Se il consultorio, la struttura o il medico di fiducia avvertono la necessità di eseguire subito l’interruzione, viene rilasciato in forma immediata un certificato che attesta l’urgenza. Con questa certificazione, la donna può presentarsi in una struttura sanitaria autorizzata per sottoporsi all’aborto.

In caso contrario, cioè se non viene riscontrata l’urgenza, il medico del consultorio o della struttura sociosanitaria oppure quello di fiducia rilascia copia di un documento, firmato anche dalla donna, in cui:

  • si attesta lo stato di gravidanza;
  • si invita la donna a riflettere per sette giorni sula sua decisione.

Trascorso questo periodo, la donna può sottoporsi all’aborto presso una struttura autorizzata sulla base del documento che ha ricevuto.

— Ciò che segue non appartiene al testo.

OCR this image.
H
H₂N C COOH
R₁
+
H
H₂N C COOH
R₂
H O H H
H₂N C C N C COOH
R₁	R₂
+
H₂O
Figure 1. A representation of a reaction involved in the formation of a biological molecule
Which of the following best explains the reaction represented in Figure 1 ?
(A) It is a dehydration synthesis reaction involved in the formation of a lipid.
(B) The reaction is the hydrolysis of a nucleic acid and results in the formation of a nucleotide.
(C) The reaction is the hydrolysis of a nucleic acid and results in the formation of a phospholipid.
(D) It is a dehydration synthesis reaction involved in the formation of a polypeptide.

Dopo i primi 90 giorni di gravidanza, l’aborto è legale se:

  • la gravidanza o il parto possono mettere in grave pericolo la vita della donna;
  • vengono accertati processi patologici, tra cui quelli che riguardano rilevanti anomalie o malformazioni del nascituro, che determinino un grave pericolo per la salute fisica o psichica della donna.

Tali circostanze devono essere accertate e certificate da un medico del servizio ostetrico-ginecologico dell’ente ospedaliero in cui deve praticarsi l’aborto. Il medico è tenuto a fornire la relativa documentazione e a comunicare la certificazione al direttore sanitario per effettuare subito l’intervento. Queste procedure non sono necessarie nel caso in cui ci sia immediato pericolo di vita della donna.